На следующее утро, когда он, по своему обыкновению, шел в поселок, навстречу ему попадались только веселые и дерзкие лица. Он пустился в расспросы. Ему отвечали с безжалостной откровенностью. Да, все кандидаты в филантропы были счастливы. За несколько часов они хорошо развлеклись, хорошо поели, хорошо выпили, приятно побездельничали. Ахилл Дюпон-Марианн пришел в ужас от того, как представляли себе его самого и его жизнь эти люди. Он поинтересовался у них, как и у Бравура, кем он был в их сновидениях. И ответы подданных его смутили. Одни видели его лакеем, другие — конюхом, третьи — садовником, женщиной легкого поведения или нищим попрошайкой. Пытаясь извиниться, эти простаки добавляли с улыбкой:
— Не обижайтесь, благодетель! Это же было во сне! Ерунда!
Но на ночь все снова потребовали роль филантропа с замком, парком и остальными привычными атрибутами.

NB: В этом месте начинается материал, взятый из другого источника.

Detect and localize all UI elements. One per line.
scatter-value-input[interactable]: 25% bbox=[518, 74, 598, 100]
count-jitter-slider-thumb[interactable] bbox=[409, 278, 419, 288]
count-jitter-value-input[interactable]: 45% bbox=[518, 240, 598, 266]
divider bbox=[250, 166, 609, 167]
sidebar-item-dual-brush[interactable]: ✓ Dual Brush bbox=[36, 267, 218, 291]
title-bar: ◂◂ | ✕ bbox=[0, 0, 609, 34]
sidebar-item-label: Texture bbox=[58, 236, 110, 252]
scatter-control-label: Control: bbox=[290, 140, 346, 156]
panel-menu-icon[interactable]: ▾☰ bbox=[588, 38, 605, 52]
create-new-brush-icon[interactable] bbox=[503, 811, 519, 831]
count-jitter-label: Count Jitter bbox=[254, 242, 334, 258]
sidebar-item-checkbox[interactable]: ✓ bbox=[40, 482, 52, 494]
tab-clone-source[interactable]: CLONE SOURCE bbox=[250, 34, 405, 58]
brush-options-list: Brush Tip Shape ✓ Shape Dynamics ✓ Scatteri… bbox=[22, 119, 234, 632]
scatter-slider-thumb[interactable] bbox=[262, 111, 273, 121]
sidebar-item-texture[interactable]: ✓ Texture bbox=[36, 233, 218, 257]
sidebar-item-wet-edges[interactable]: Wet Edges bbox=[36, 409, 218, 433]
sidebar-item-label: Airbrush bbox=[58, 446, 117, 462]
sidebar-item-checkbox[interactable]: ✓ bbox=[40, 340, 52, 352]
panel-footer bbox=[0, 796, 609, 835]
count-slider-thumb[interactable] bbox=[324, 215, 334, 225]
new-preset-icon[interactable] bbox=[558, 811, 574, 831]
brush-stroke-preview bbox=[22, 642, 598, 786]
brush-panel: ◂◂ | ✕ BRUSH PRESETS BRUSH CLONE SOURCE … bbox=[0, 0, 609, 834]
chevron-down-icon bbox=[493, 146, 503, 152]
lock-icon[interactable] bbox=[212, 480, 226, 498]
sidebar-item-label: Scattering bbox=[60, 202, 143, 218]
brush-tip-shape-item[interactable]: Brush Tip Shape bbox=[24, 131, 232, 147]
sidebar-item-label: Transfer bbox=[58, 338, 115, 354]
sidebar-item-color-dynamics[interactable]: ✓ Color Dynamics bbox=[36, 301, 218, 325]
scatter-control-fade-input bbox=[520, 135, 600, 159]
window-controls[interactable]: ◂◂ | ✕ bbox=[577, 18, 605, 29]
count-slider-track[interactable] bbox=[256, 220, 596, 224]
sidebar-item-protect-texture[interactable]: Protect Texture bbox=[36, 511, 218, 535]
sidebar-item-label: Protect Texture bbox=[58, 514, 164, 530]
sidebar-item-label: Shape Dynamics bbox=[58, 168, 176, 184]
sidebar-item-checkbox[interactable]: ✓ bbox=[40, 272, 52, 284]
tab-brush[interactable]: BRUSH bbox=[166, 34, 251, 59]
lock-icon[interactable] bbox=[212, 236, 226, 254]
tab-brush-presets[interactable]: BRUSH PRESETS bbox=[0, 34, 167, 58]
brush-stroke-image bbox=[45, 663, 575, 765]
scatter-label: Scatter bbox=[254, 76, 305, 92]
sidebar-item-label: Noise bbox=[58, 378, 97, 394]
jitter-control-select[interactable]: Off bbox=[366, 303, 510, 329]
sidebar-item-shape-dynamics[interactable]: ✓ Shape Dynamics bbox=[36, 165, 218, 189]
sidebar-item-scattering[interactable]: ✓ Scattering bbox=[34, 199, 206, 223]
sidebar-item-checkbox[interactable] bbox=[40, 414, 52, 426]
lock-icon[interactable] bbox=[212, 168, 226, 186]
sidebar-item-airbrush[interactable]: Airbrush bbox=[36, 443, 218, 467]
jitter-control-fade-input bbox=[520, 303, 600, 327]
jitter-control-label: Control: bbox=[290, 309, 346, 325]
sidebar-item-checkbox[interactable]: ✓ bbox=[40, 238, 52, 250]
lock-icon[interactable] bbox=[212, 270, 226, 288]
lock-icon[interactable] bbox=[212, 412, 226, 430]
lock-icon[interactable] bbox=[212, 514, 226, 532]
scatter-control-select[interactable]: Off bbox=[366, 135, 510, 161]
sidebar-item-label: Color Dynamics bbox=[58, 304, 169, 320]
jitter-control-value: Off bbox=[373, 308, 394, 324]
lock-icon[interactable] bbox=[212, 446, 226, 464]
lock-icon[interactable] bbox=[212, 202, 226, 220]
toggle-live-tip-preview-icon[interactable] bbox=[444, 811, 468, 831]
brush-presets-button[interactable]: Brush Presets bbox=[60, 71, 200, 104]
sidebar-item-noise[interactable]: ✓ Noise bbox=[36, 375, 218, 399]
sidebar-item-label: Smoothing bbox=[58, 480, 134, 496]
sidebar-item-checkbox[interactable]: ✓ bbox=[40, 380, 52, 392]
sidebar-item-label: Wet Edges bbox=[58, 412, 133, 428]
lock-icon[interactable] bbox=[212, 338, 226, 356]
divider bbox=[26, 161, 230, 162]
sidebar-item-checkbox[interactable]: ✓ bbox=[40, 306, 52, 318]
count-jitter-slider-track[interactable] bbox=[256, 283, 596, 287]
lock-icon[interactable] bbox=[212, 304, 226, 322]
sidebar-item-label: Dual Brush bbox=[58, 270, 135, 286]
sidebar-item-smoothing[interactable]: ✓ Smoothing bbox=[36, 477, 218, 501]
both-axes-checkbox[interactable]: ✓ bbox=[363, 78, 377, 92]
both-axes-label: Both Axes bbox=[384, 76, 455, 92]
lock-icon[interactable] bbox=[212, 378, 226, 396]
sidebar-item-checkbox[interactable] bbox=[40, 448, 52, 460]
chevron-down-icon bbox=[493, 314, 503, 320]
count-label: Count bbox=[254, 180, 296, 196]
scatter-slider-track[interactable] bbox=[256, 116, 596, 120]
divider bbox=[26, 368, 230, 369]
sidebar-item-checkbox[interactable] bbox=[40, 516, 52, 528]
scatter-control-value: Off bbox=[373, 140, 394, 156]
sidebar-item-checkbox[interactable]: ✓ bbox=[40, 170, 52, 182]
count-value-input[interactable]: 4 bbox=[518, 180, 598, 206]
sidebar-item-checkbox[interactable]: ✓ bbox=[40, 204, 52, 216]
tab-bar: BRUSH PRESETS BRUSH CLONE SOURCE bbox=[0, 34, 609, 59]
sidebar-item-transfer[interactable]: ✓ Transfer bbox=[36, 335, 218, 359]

Проходили дни, а слуги упорно отказывались менять сновидение. «Утешители» раз и навсегда были настроены на формулу 724. Каждую ночь Ахилл Дюпон-Марианн лишался своего движимого и недвижимого имущества в пользу пятисот обиженных судьбой. Каждую ночь посторонние завладевали его бумажником и тапочками, залезали в его постель, купались в его купальне и харкали на его бесценные ковры. Такая методичная узурпация в конце концов вывела филантропа из себя. Не то чтобы он кичился своим положением. Но ему казалось несправедливым, что он должен уступать свою роль — пусть всего на несколько часов, пусть лишь в мыслях — двойникам-ничтожествам, а сам заменять их на хозяйственных работах. Эти пройдохи же, напротив, набирались по ночам достоинства. И когда вновь вставало солнце, в их душах сохранялось какое-то невозмутимое высокомерие. Они исполняли свои профессиональные обязанности с небрежностью знатных особ. Забывали приветствовать своего благодетеля песнями радости. Можно было подумать, что настоящая их жизнь протекает во сне, а день для них — лишь бессвязные и пустые грезы. Они филантропы, им же снится, что они дворники или горничные. Они владеют замком, музыкальными флюгерами, потайными лесенками, шелковыми простынями, и только в каком-то кошмарном сне им приходится ежедневно заниматься низменными хозяйственными делами. Ахилл Дюпон-Марианн чувствовал себя трагически безоружным перед этими лунатиками. Как заставить их, дураков, понять, что они обманываются, что это он — богатый, он — сильный, он — добрый филантроп, как и раньше, и что их счастье иллюзорно? Вот уже Бравур обращался к нему запанибрата. Более того, случалось, что слуги путали сон и явь и, заметив в конце аллеи Ахилла Дюпон-Марианна, произносили:
— Ах вот вы где! А я вас искал!..
Один ассенизатор даже обратился к нему со следующими словами:
— Скажите-ка, любезный, не пора ли вам заняться чисткой прудов…— Правда, он тут же спохватился: — Ой, извините, благодетель!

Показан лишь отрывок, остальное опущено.